The idea of securing Reynold’s was to bring art to life on supermarket shelves, as the brand has already done on billboards, and his black and white artwork meshes well with the black and white photography of the cleaning and baby care range.

Melanie Rands says she didn’t have to try to hard to secure Reynolds as the main driver behind the look of the labels for the new body range, because it was a project that fitted in with his values. In fact it’s not the first time Reynold’s work had appeared in the ecostore mix. In one of ecostore’s earlier product shoots at photographer Deborah Smith’s house, a piece of Reynold’s work features on the wall in the background.

Aside from investing heavily in the artistic and photographic elements of the rebrand, a fair bit of work has gone into the actual physical bottle design and formation. Jim Griffin, partner and product designer at pHd3, says the brief from ecostore was long and involved.

“The idea for ecostore was for products to be intuitive and minimal and not over styled. It had to fit in with their philosophy.”

As well as the challenge of creating something that was low key yet still stood out on shelves, Griffin says there was also a challenge in differentiating the packaging across the three categories of cleaning, body care and baby care, which he says previously had looked a bit “generic” and meshed into one.

A conscious decision was made to split up the three products ranges through bottle design, working closely with the graphics folks to achieve the desired outcome. Griffin says they also wanted to stay away from a stark white bottle colour and instead opted for a bone colour.
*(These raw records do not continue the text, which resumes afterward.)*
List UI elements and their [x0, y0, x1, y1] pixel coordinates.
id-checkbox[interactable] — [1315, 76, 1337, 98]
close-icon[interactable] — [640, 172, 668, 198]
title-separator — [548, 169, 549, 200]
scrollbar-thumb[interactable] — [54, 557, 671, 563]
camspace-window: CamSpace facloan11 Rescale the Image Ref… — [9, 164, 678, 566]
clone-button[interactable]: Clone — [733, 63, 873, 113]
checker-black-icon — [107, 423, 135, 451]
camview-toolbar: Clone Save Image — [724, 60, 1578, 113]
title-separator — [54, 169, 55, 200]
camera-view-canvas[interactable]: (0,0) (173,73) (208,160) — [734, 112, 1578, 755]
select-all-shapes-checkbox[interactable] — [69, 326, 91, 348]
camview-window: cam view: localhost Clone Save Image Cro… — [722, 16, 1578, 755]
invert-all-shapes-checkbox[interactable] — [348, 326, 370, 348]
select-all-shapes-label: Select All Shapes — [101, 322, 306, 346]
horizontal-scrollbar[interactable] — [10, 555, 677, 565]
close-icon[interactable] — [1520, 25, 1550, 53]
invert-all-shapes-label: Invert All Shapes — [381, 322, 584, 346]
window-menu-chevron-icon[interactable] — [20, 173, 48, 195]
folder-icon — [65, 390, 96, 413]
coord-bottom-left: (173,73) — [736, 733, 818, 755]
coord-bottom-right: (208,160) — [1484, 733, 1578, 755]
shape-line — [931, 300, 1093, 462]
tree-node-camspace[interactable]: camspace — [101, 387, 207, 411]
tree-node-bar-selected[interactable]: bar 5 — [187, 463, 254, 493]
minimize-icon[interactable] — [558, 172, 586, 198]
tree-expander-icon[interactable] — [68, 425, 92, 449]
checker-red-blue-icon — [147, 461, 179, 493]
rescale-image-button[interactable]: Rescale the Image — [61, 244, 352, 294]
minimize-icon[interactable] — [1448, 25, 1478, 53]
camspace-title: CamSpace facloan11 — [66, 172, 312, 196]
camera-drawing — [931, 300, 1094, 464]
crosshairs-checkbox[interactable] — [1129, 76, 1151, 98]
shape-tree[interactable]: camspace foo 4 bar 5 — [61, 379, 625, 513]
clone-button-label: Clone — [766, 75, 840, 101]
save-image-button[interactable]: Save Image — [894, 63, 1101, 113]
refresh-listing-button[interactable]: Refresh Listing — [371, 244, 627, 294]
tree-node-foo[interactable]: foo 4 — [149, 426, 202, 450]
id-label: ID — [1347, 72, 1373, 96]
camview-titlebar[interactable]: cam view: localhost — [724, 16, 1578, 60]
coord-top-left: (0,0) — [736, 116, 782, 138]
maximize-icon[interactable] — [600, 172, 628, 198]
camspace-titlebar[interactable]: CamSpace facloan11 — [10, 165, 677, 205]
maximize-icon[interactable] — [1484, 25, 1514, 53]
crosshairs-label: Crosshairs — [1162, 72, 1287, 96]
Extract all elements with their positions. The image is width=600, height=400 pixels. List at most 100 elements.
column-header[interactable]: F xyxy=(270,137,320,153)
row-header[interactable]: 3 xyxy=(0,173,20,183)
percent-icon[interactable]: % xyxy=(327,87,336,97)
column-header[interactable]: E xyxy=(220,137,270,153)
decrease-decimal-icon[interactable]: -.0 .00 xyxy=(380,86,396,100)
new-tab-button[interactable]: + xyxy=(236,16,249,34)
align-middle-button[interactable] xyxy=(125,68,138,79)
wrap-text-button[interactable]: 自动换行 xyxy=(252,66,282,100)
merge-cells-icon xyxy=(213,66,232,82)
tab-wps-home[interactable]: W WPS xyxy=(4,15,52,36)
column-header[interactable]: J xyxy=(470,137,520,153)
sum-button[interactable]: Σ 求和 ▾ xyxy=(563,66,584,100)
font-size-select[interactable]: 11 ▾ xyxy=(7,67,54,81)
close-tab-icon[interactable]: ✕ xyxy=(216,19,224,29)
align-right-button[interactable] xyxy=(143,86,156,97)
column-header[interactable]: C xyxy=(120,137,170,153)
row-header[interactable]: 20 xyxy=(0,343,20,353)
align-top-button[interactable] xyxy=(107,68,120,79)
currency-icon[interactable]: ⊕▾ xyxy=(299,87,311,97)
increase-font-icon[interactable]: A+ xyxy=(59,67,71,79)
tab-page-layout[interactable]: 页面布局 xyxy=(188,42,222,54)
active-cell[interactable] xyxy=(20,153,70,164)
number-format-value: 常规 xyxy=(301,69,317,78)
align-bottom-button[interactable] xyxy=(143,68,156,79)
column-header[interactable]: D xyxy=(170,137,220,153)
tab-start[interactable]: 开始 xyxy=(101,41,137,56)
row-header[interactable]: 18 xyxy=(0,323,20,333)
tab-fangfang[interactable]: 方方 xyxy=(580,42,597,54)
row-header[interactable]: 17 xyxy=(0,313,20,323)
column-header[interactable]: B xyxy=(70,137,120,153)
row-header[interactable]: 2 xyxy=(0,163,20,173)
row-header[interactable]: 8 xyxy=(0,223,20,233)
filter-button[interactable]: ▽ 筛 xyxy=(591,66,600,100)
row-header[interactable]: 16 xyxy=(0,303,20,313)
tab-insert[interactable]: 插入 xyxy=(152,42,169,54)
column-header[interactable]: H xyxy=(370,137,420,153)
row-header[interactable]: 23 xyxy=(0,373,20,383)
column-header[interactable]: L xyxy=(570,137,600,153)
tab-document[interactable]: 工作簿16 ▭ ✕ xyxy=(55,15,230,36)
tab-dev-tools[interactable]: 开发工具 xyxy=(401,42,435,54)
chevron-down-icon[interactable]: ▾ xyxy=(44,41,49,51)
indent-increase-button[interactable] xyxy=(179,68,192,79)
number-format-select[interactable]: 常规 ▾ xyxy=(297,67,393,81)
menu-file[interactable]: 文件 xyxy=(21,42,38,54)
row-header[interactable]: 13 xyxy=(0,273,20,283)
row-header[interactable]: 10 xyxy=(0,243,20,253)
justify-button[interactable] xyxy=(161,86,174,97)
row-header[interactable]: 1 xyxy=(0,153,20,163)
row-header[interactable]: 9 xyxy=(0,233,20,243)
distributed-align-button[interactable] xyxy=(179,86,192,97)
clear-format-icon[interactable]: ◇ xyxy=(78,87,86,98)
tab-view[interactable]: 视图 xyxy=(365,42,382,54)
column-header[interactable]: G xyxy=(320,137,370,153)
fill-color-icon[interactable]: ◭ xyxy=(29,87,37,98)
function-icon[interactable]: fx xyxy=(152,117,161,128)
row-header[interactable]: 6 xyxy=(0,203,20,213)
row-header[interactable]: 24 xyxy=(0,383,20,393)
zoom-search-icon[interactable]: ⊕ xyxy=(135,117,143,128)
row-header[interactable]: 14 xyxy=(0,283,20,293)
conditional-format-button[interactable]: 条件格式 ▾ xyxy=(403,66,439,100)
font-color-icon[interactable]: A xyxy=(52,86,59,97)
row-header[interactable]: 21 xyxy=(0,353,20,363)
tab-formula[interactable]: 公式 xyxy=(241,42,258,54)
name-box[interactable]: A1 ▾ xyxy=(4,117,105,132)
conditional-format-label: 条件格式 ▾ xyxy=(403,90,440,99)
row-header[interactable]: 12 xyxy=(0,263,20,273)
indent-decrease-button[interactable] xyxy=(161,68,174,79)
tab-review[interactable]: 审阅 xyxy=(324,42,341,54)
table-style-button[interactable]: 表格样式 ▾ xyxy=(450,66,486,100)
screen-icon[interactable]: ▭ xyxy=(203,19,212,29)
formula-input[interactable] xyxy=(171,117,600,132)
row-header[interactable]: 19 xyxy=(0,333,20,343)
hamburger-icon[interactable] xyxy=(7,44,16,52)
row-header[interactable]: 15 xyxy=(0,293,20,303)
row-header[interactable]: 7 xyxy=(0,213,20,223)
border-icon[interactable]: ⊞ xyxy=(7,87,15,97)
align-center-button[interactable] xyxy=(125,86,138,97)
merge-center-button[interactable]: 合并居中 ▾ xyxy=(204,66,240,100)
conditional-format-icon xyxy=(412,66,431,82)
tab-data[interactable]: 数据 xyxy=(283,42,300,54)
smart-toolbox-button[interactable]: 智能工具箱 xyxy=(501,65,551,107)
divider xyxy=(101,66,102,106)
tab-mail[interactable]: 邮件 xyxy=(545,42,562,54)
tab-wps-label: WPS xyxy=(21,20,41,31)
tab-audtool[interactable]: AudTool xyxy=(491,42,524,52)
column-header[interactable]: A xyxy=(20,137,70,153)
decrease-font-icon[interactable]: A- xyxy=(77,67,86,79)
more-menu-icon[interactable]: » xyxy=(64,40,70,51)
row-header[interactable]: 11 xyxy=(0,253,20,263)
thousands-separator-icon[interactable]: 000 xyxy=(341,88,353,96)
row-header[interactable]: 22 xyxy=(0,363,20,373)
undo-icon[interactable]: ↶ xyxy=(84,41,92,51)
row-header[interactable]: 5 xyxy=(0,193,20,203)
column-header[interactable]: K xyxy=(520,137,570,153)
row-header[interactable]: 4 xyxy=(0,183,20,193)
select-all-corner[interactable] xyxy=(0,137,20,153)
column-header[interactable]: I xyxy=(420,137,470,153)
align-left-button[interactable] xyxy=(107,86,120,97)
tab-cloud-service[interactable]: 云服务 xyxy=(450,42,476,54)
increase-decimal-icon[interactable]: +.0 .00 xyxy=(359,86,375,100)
But aside from being a little more intuitive, the new range of bottles will, over the next 12 months, also be a little more sustainable, with ecostore’s manufacturing partner Forward Plastics incorporating a higher percentage of recycled post-consumer regrind plastic material in its bottles.

Meanwhile, the photographic work of Mark and Deborah Smith, together with Reynold’s artwork, will be slapped on fully recyclable labels that come complete with water-based adhesive and are ISO 14001 Environmental Management certified.

Fresh from an impressive Axis Awards, where the little indie that could backed up its top billing in 2010 with second place in the agency rankings this year,  Special Group’s creative director Heath Lowe describes the result of the collaborative effort as an example of how business, art and design can be successfully mixed—something he says isn’t always an easy combination to get right. So while there’s always been plenty of potential with the ecostore brand, perhaps this massive overhaul is what’s needed to force the company into traditionally rather elusive profit-making territory.